If configuration JSON = 1 (default), the module outputs a JSON formatted dataset on UART on every incoming impulse and on no-impulse-timeout:

{"C":CNUM,"reading":READING,"dTime":DTIME}

where:

  • CNUM = 1, 2...
  • READING= actual current reading with decimals, i.E. 1234.123
  • DTIME= time in ms since the last impulse (not present if requested by command 'get readings', = 0 if sent on no-impulse-timeout)

UART commands

default UART baud rate: 57600, 8 data bits, no parity, 1 stop bit

Impulse inputs configuration

configure impulse counter inputs:

set conf c1 impPerUnit=1000
set conf c1 noImpTout=60
set conf c1 saveInt=15

or as a batch job:

set conf c1 impPerUnit=1000;noImpTout=60;saveInt=15
set conf c2 impPerUnit=100;noImpTout=60;saveIint=15

where:

  • noImpTout in seconds
  • saveInt in minutes

  • c1/c2 is the input/counter number

Set counter readings

used for initial setting and value corrections

set reading cN UNITCOUNTER[.IMPULSES]

i.E.:
set reading c1 1023.423

where:

  • cN: counter number (c1, c2...)
  • UNITCOUNTER: counter in the main unit (digits before comma)
  • IMPULSES: optional, impulses since last unit counter rollover (or comma places on the actual meter)

  • if a valid value is given, EEPROM area belonging to counter number is formatted and new value stored instantly

Set power-good

Sets ADC value for "power good". POWER GOOD - monitors voltage in front of the onboard voltage regulator powering the AVR/Arduino in order to save all data to EEPROM before power is really gone.
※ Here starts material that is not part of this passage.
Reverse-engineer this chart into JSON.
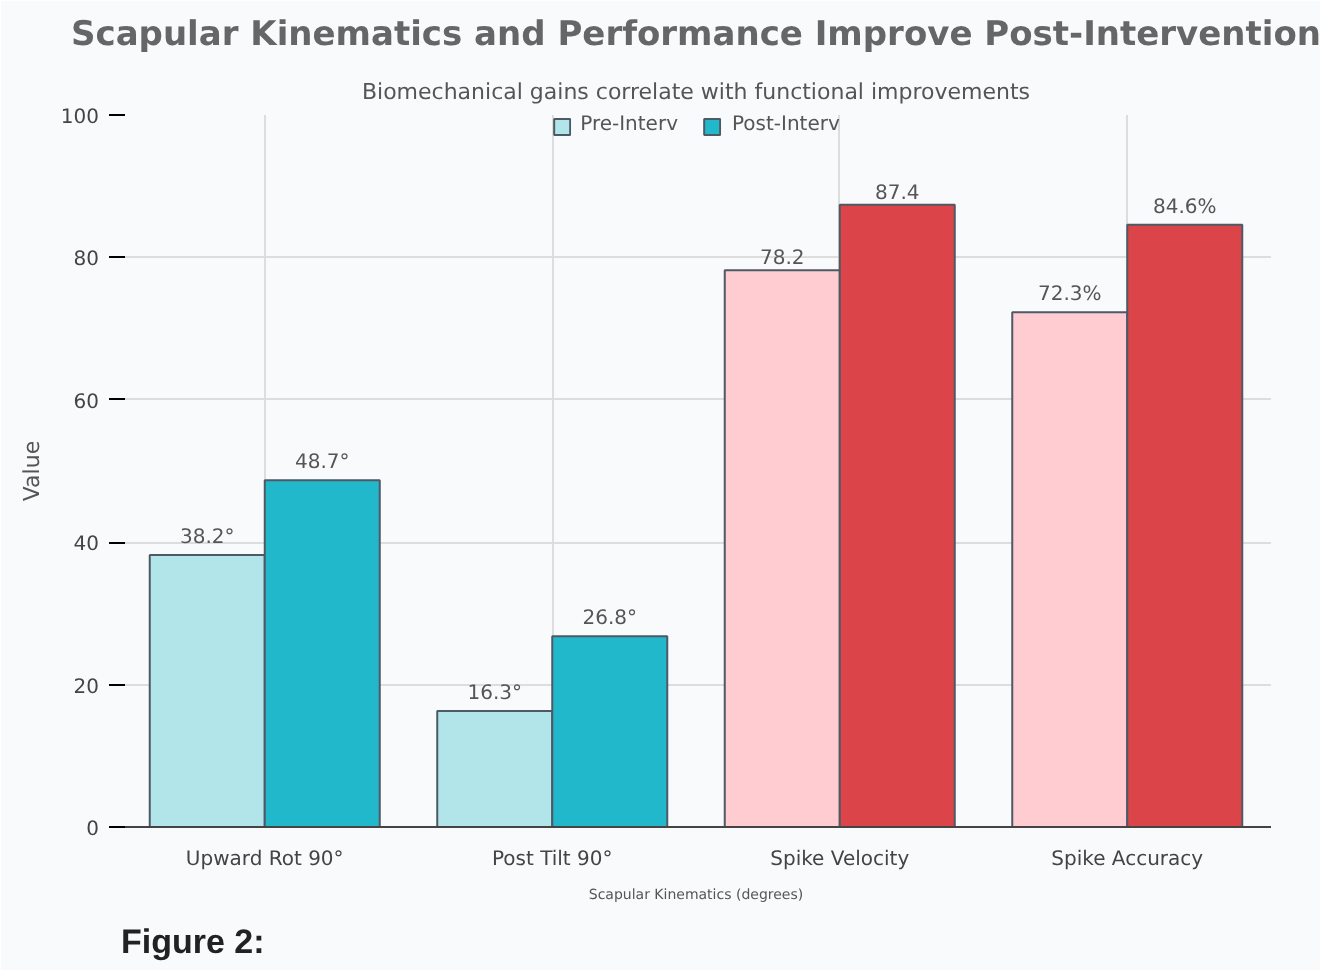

To make this possible, supply voltage is much higher than needed for an AVR/Arduino (9-12V) connected to a big (2200uF) capacitor over a decoupling diode (voltage drop 0.6-0.7V) and regulated to Vcc=5V by the Arduino onboard regulator. Vin is measured through a voltage divider of 56k/24k (after the diode). A value of 420 seems to be the minimum at ~7.5V supply voltage (in front of the decoupling diode). Below this the ADC value increases again due to voltage regulator drop out and therefore sinking Vref, so a reasonable safety margin is mandatory here. As we use a 12V supply we set this to 500 for now (which is about ~= 9.0V)

First check current ADC value using:

get pwrgood

Then set new value with a safety margin - do not use a too low value!

set pwrgood 500

commands overview

command description
get eeprom print entire EEPROM content to UART (formatted)
save data save all unsaved current data
debug [1|0] switch on/off debug output
format [all|c1|c2] format EEPROM area (all, or only counter1/2)
get readings print current readings to UART as done on every impulse
get imp cN get current impulses count of counter N
get pwrgood print current power supply ADC value and configured "power good" value
set pwrgood VALUE set "power good" to an ADC value.
If power supply falls below this value, all data will be saved to EEPROM once
and further saving will be stopped until power is "good" again.
set json 0|1 enable/disable readings output in JSON format (1=default)
get conf print current counters configuration to UART
get debounce print current input debounce values (in ms)
set debounce VALUE[,VALUE2] set input debounce
VALUE = debounce time in ms
VALUE2 = debounce recovery time in ms (optional, comma separated)
set conf cN counter configuration for counter N, as described above
save conf to be called after all configuration changes to store them to EEPROM
set reading cN sets the current reading of counter N to value given as described above
comma separator is '.'
get wcount print write counters of all counters
reset DELAY resets the MCU via GPIO output connected to /RESET input
used for firmware flashing.
[delay] is optional, can be used to fine tune successful flashing with avrdude.